In a statement this evening, Mr Lunney thanked the gardaí, PSNI, DPP and the Justices of the Special Criminal Court "for their diligence, time and effort in bringing the investigation and trial to this point".

He offered his thanks to those "who supported my family at the time of and since the attack, most especially my colleagues at Mannok, the local community and the countless friends and strangers for their prayers and well wishes".

Mr Lunney said: "I want to also express my sincere gratitude to the wider community for their exceptional level of assistance to the authorities throughout the investigation."

The Minister for Justice said that everything will be done to ensure Mr Lunney and his family are protected and that any threats to communities in the future will be dealt with in the most severe way.

Minister Helen McEntee said she cannot comment in detail on the outcome of the case, but stressed that the safety of Mr Lunney his family and the communities along the border is of the utmost importance.

She also said the Special Criminal Court is there to ensure that justice is served when in some instances normal routes cannot be gone through, and without commenting on this particular case, she said: "I fully support the work of the Special Criminal Court and its something we need to see continue."

Gardaí have appealed to the public to continue to assist them in ongoing investigations into the abduction and assault of Mr Lunney.

Chief Supt Alan McGovern speaks to reporters outside court

Reacting to today's verdicts, Chief Supt Alan McGovern said there were a number of ongoing investigations.

Outside court, he said he wanted to "acknowledge the verdict from the court today, I want to thank the investigation team for their diligence, hard work throughout the process of this investigation".

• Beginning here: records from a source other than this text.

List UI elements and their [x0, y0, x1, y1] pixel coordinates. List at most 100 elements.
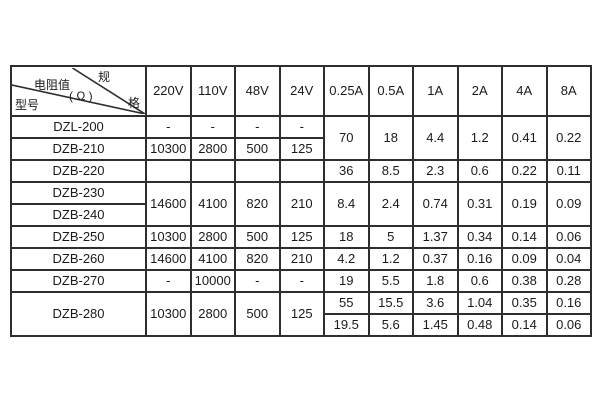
column-header-110v: 110V	[189, 65, 236, 117]
current-value-cell: 0.16	[456, 247, 503, 271]
diagonal-corner-cell: 规 格 电阻值 ( Ω ) 型号	[10, 65, 147, 117]
current-value-cell: 0.37	[412, 247, 459, 271]
column-header-8a: 8A	[545, 65, 592, 117]
voltage-value-cell: 14600	[145, 181, 192, 227]
current-value-cell: 5.6	[367, 313, 414, 337]
current-value-cell: 1.2	[367, 247, 414, 271]
corner-resistance-label: 电阻值	[34, 78, 71, 92]
current-value-cell: 1.37	[412, 225, 459, 249]
model-cell: DZB-270	[10, 269, 147, 293]
voltage-value-cell	[234, 159, 281, 183]
corner-model-label: 型号	[15, 98, 40, 112]
voltage-value-cell: 4100	[189, 181, 236, 227]
column-header-4a: 4A	[501, 65, 548, 117]
column-header-0-5a: 0.5A	[367, 65, 414, 117]
current-value-cell: 0.14	[501, 225, 548, 249]
current-value-cell: 0.6	[456, 269, 503, 293]
corner-spec-char-2: 格	[128, 96, 141, 110]
voltage-value-cell: 2800	[189, 137, 236, 161]
current-value-cell: 70	[323, 115, 370, 161]
current-value-cell: 4.2	[323, 247, 370, 271]
voltage-value-cell: 500	[234, 225, 281, 249]
current-value-cell: 36	[323, 159, 370, 183]
table-row-dzb-210: DZB-210 10300 2800 500 125	[10, 137, 591, 161]
current-value-cell: 0.28	[545, 269, 592, 293]
current-value-cell: 0.31	[456, 181, 503, 227]
voltage-value-cell: 10000	[189, 269, 236, 293]
voltage-value-cell: 500	[234, 137, 281, 161]
current-value-cell: 2.4	[367, 181, 414, 227]
corner-resistance-unit: ( Ω )	[69, 89, 93, 103]
table-row-dzb-220: DZB-220 36 8.5 2.3 0.6 0.22 0.11	[10, 159, 592, 183]
voltage-value-cell: 10300	[145, 225, 192, 249]
current-value-cell: 1.8	[412, 269, 459, 293]
current-value-cell: 0.16	[545, 291, 592, 315]
model-cell: DZB-210	[10, 137, 147, 161]
current-value-cell: 2.3	[412, 159, 459, 183]
current-value-cell: 0.48	[456, 313, 503, 337]
current-value-cell: 0.22	[545, 115, 592, 161]
voltage-value-cell	[189, 159, 236, 183]
current-value-cell: 0.41	[501, 115, 548, 161]
model-cell: DZB-220	[10, 159, 147, 183]
voltage-value-cell: 125	[278, 225, 325, 249]
current-value-cell: 0.06	[545, 313, 592, 337]
current-value-cell: 0.09	[545, 181, 592, 227]
current-value-cell: 5.5	[367, 269, 414, 293]
column-header-2a: 2A	[456, 65, 503, 117]
current-value-cell: 0.11	[545, 159, 592, 183]
current-value-cell: 0.04	[545, 247, 592, 271]
voltage-value-cell: 2800	[189, 291, 236, 337]
current-value-cell: 19.5	[323, 313, 370, 337]
current-value-cell: 5	[367, 225, 414, 249]
current-value-cell: 8.5	[367, 159, 414, 183]
voltage-value-cell: -	[234, 115, 281, 139]
current-value-cell: 3.6	[412, 291, 459, 315]
current-value-cell: 18	[323, 225, 370, 249]
table-row-dzb-230: DZB-230 14600 4100 820 210 8.4 2.4 0.74 …	[10, 181, 592, 227]
voltage-value-cell: 820	[234, 247, 281, 271]
current-value-cell: 0.34	[456, 225, 503, 249]
model-cell: DZB-240	[10, 203, 147, 227]
spec-table-container: 规 格 电阻值 ( Ω ) 型号 220V 110V 48V 24V 0.25A…	[10, 65, 592, 337]
current-value-cell: 0.74	[412, 181, 459, 227]
current-value-cell: 0.14	[501, 313, 548, 337]
current-value-cell: 0.09	[501, 247, 548, 271]
current-value-cell: 0.06	[545, 225, 592, 249]
voltage-value-cell: 2800	[189, 225, 236, 249]
table-row-dzb-280: DZB-280 10300 2800 500 125 55 15.5 3.6 1…	[10, 291, 592, 337]
table-row-dzb-250: DZB-250 10300 2800 500 125 18 5 1.37 0.3…	[10, 225, 592, 249]
table-row-dzl-200: DZL-200 - - - - 70 18 4.4 1.2 0.41 0.22	[10, 115, 592, 161]
voltage-value-cell: -	[145, 115, 192, 139]
current-value-cell: 4.4	[412, 115, 459, 161]
voltage-value-cell	[278, 159, 325, 183]
spec-table: 规 格 电阻值 ( Ω ) 型号 220V 110V 48V 24V 0.25A…	[10, 65, 592, 337]
voltage-value-cell: 4100	[189, 247, 236, 271]
current-value-cell: 0.19	[501, 181, 548, 227]
corner-spec-char-1: 规	[98, 70, 111, 84]
diagonal-corner-box: 规 格 电阻值 ( Ω ) 型号	[13, 68, 144, 114]
column-header-48v: 48V	[234, 65, 281, 117]
voltage-value-cell: -	[189, 115, 236, 139]
voltage-value-cell: -	[278, 115, 325, 139]
voltage-value-cell: 210	[278, 181, 325, 227]
current-value-cell: 0.22	[501, 159, 548, 183]
column-header-1a: 1A	[412, 65, 459, 117]
current-value-cell: 18	[367, 115, 414, 161]
table-row-dzb-240: DZB-240	[10, 203, 591, 227]
voltage-value-cell: 500	[234, 291, 281, 337]
header-row: 规 格 电阻值 ( Ω ) 型号 220V 110V 48V 24V 0.25A…	[10, 65, 592, 117]
table-row-dzb-270: DZB-270 - 10000 - - 19 5.5 1.8 0.6 0.38 …	[10, 269, 592, 293]
model-cell: DZB-260	[10, 247, 147, 271]
current-value-cell: 55	[323, 291, 370, 315]
model-cell: DZB-250	[10, 225, 147, 249]
current-value-cell: 1.45	[412, 313, 459, 337]
voltage-value-cell: 125	[278, 291, 325, 337]
voltage-value-cell: -	[145, 269, 192, 293]
current-value-cell: 1.2	[456, 115, 503, 161]
voltage-value-cell: 210	[278, 247, 325, 271]
voltage-value-cell: 14600	[145, 247, 192, 271]
voltage-value-cell: -	[278, 269, 325, 293]
table-row-dzb-260: DZB-260 14600 4100 820 210 4.2 1.2 0.37 …	[10, 247, 592, 271]
voltage-value-cell: 10300	[145, 137, 192, 161]
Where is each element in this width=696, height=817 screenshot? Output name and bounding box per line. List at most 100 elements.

He also said he wished to "highlight the resilience and bravery of Mr Lunney and his family throughout this trial".

Chief Supt McGovern also acknowledged the "cooperation of our colleagues in the PSNI and most importantly members of the investigation team and members of the community in the Cavan area and members of the public who came forward and assisted us throughout this investigation".

"There are a number of ongoing investigations and I would appeal to the public to continue to support us with these investigations and our ongoing inquiries," he said.